1.4 Working methodology
Our methodology to analyse incoherence is to:
|(1)||observe the problem on corpora that contain incoherent requirements,|
|(2)||organize the errors and categorize them, and then|
|(3)||develop a model, organize the linguistic resources which are needed,|
|(4)||implement a prototype,|
|(5)||evaluate the results, the user’s satisfaction, and define future improvements.|
These points are described with some detail in the sections below.
2 Preliminaries: constructing a corpus of incoherent requirements
Our analysis of incoherence is based on a corpus of requirements coming from five companies in five different critical industrial sectors: energy, aeronautics, insurance, transportation regulations and telecommunications. To guarantee a certain generality to our results, the main features considered to validate our corpus are:
|(1)||requirements correspond to various professional activities, and have been authored by technical writers in different industrial sectors, over a relatively long time span (between one and two years),|
|(2)||requirements correspond to different conceptual levels, from abstract rules to technical specifications,|
|(3)||requirements have been validated and are judged to be in a relatively `final' state,|
|(4)||requirements follow various kinds of authoring norms imposed by companies, including predefined patterns (boilerplates),|
|(5)||the documents from which requirements are extracted are well-structured and of different levels of language and conceptual complexity.|
A total of 7 documents have been analysed, partly manually, using the metrics advocated below, searching for incoherent requirement pairs. Corpora characteristics can be summarized as follows:
|Average length of specification documents||Number of requirements per documents||Total number of requirements||Total number of pairs of incoherent requirements|
|150 - 200 pages||3500 to 4000||27500||128|
When searching for incoherent requirements, we noted that:
- they deal with the same precise topic,
- in the same context,
- they may appear in very remote sections,
- they differ on some significant element(s) which leads to the incoherence.

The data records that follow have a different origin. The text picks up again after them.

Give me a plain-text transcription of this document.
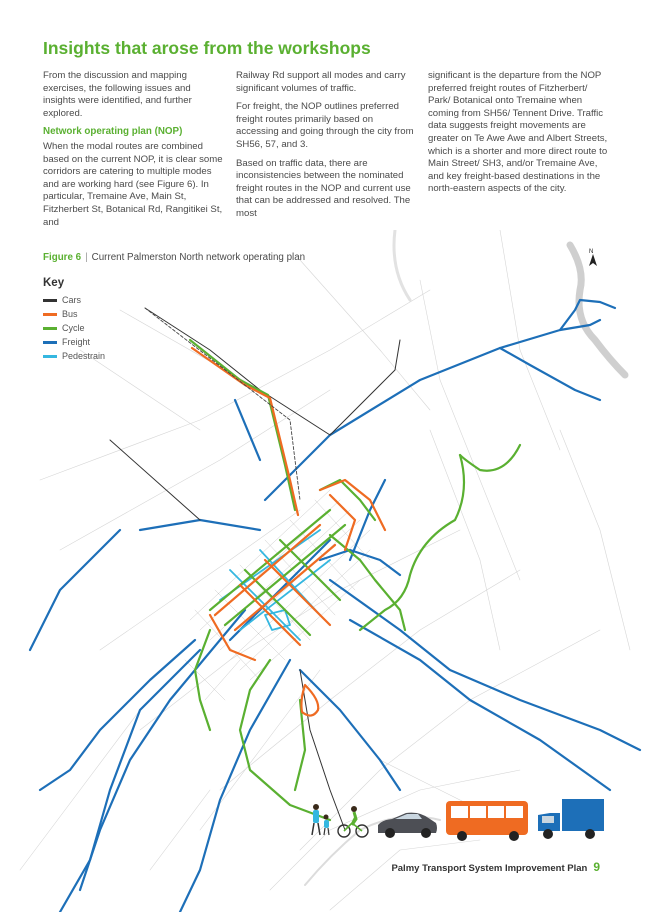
Insights that arose from the workshops

From the discussion and mapping exercises, the following issues and insights were identified, and further explored.

Network operating plan (NOP)

When the modal routes are combined based on the current NOP, it is clear some corridors are catering to multiple modes and are working hard (see Figure 6). In particular, Tremaine Ave, Main St, Fitzherbert St, Botanical Rd, Rangitikei St, and

Railway Rd support all modes and carry significant volumes of traffic.

For freight, the NOP outlines preferred freight routes primarily based on accessing and going through the city from SH56, 57, and 3.

Based on traffic data, there are inconsistencies between the nominated freight routes in the NOP and current use that can be addressed and resolved. The most

significant is the departure from the NOP preferred freight routes of Fitzherbert/ Park/ Botanical onto Tremaine when coming from SH56/ Tennent Drive. Traffic data suggests freight movements are greater on Te Awe Awe and Albert Streets, which is a shorter and more direct route to Main Street/ SH3, and/or Tremaine Ave, and key freight-based destinations in the north-eastern aspects of the city.

Figure 6 | Current Palmerston North network operating plan
Key
Cars
Bus
Cycle
Freight
Pedestrain
N
Palmy Transport System Improvement Plan 9
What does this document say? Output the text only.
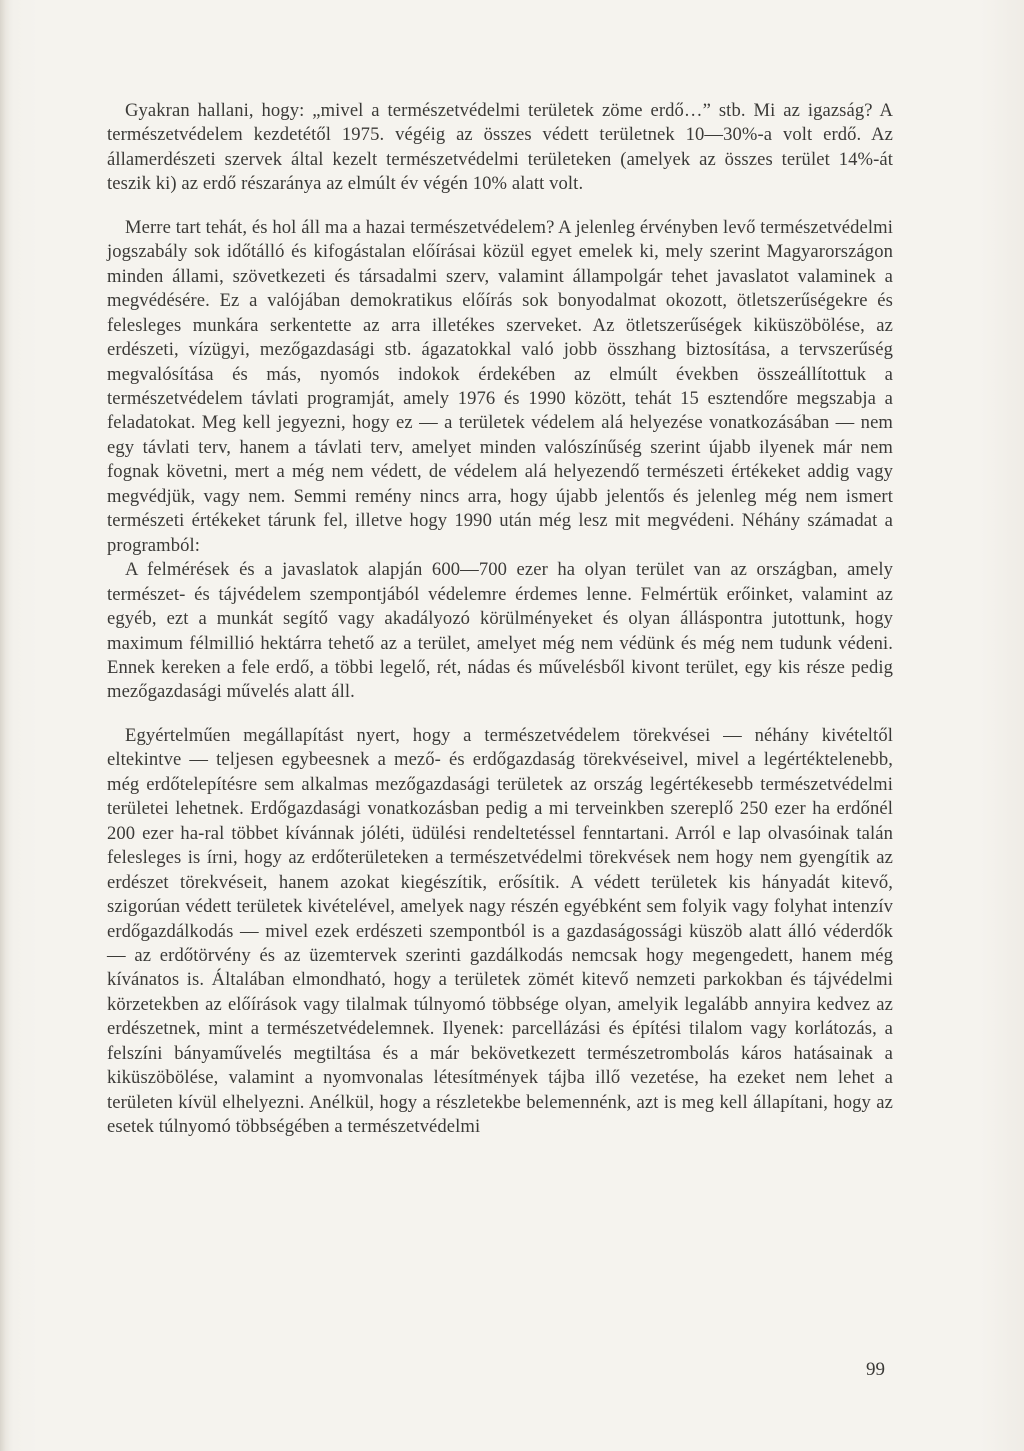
Gyakran hallani, hogy: „mivel a természetvédelmi területek zöme erdő…” stb. Mi az igazság? A természetvédelem kezdetétől 1975. végéig az összes védett területnek 10—30%-a volt erdő. Az államerdészeti szervek által kezelt természetvédelmi területeken (amelyek az összes terület 14%-át teszik ki) az erdő részaránya az elmúlt év végén 10% alatt volt.

Merre tart tehát, és hol áll ma a hazai természetvédelem? A jelenleg érvényben levő természetvédelmi jogszabály sok időtálló és kifogástalan előírásai közül egyet emelek ki, mely szerint Magyarországon minden állami, szövetkezeti és társadalmi szerv, valamint állampolgár tehet javaslatot valaminek a megvédésére. Ez a valójában demokratikus előírás sok bonyodalmat okozott, ötletszerűségekre és felesleges munkára serkentette az arra illetékes szerveket. Az ötletszerűségek kiküszöbölése, az erdészeti, vízügyi, mezőgazdasági stb. ágazatokkal való jobb összhang biztosítása, a tervszerűség megvalósítása és más, nyomós indokok érdekében az elmúlt években összeállítottuk a természetvédelem távlati programját, amely 1976 és 1990 között, tehát 15 esztendőre megszabja a feladatokat. Meg kell jegyezni, hogy ez — a területek védelem alá helyezése vonatkozásában — nem egy távlati terv, hanem a távlati terv, amelyet minden valószínűség szerint újabb ilyenek már nem fognak követni, mert a még nem védett, de védelem alá helyezendő természeti értékeket addig vagy megvédjük, vagy nem. Semmi remény nincs arra, hogy újabb jelentős és jelenleg még nem ismert természeti értékeket tárunk fel, illetve hogy 1990 után még lesz mit megvédeni. Néhány számadat a programból:

A felmérések és a javaslatok alapján 600—700 ezer ha olyan terület van az országban, amely természet- és tájvédelem szempontjából védelemre érdemes lenne. Felmértük erőinket, valamint az egyéb, ezt a munkát segítő vagy akadályozó körülményeket és olyan álláspontra jutottunk, hogy maximum félmillió hektárra tehető az a terület, amelyet még nem védünk és még nem tudunk védeni. Ennek kereken a fele erdő, a többi legelő, rét, nádas és művelésből kivont terület, egy kis része pedig mezőgazdasági művelés alatt áll.

Egyértelműen megállapítást nyert, hogy a természetvédelem törekvései — néhány kivételtől eltekintve — teljesen egybeesnek a mező- és erdőgazdaság törekvéseivel, mivel a legértéktelenebb, még erdőtelepítésre sem alkalmas mezőgazdasági területek az ország legértékesebb természetvédelmi területei lehetnek. Erdőgazdasági vonatkozásban pedig a mi terveinkben szereplő 250 ezer ha erdőnél 200 ezer ha-ral többet kívánnak jóléti, üdülési rendeltetéssel fenntartani. Arról e lap olvasóinak talán felesleges is írni, hogy az erdőterületeken a természetvédelmi törekvések nem hogy nem gyengítik az erdészet törekvéseit, hanem azokat kiegészítik, erősítik. A védett területek kis hányadát kitevő, szigorúan védett területek kivételével, amelyek nagy részén egyébként sem folyik vagy folyhat intenzív erdőgazdálkodás — mivel ezek erdészeti szempontból is a gazdaságossági küszöb alatt álló véderdők — az erdőtörvény és az üzemtervek szerinti gazdálkodás nemcsak hogy megengedett, hanem még kívánatos is. Általában elmondható, hogy a területek zömét kitevő nemzeti parkokban és tájvédelmi körzetekben az előírások vagy tilalmak túlnyomó többsége olyan, amelyik legalább annyira kedvez az erdészetnek, mint a természetvédelemnek. Ilyenek: parcellázási és építési tilalom vagy korlátozás, a felszíni bányaművelés megtiltása és a már bekövetkezett természetrombolás káros hatásainak a kiküszöbölése, valamint a nyomvonalas létesítmények tájba illő vezetése, ha ezeket nem lehet a területen kívül elhelyezni. Anélkül, hogy a részletekbe belemennénk, azt is meg kell állapítani, hogy az esetek túlnyomó többségében a természetvédelmi

99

Since requirements should a priori follow strict authoring guidelines (no synonyms, limited syntactic forms), dealing with the same precise topic means that two requirements which are potentially incoherent should:
- have a relatively similar syntactic structure,
- share a large number of similar words,
- differ on a few words which are at the origin of the incoherence.
To automatically detect such pairs, we have defined two metrics (Saint-Dizier, 2018):
- a similarity metric to deal with the two first points above,
- a dissimilarity metric, which covers the last point above.
These metrics are based on linguistic and typographic factors; these are not developed here.
It is important to note that our system is aimed at generating incoherence warnings: incoherence is probable but it must be confirmed by a human expert. Then, the revision of these requirements, and possibly others as a consequence, is in the hands of requirement authors. The system cannot resolve them. There are also several severity levels which can help writers to organize their revisions.
3 A typology of incoherence based on linguistic criteria
The categorization presented below is defined empirically from our corpus and is based on simple linguistic considerations. The goal of this categorization is to organize and facilitate the definition of templates and associated lexical resources to automatically mine pairs of incoherent requirements in a large diversity of types of requirements. Templates must be sufficiently expressive and generic, but they should not over-recognize incoherent requirements.
The term incompatible, used below between two elements, means that these elements are not equivalent in the domain in which they operate. They are not synonyms or semantically equivalent. Our dissimilarity metric is based on a measure of the incompatibility between two elements.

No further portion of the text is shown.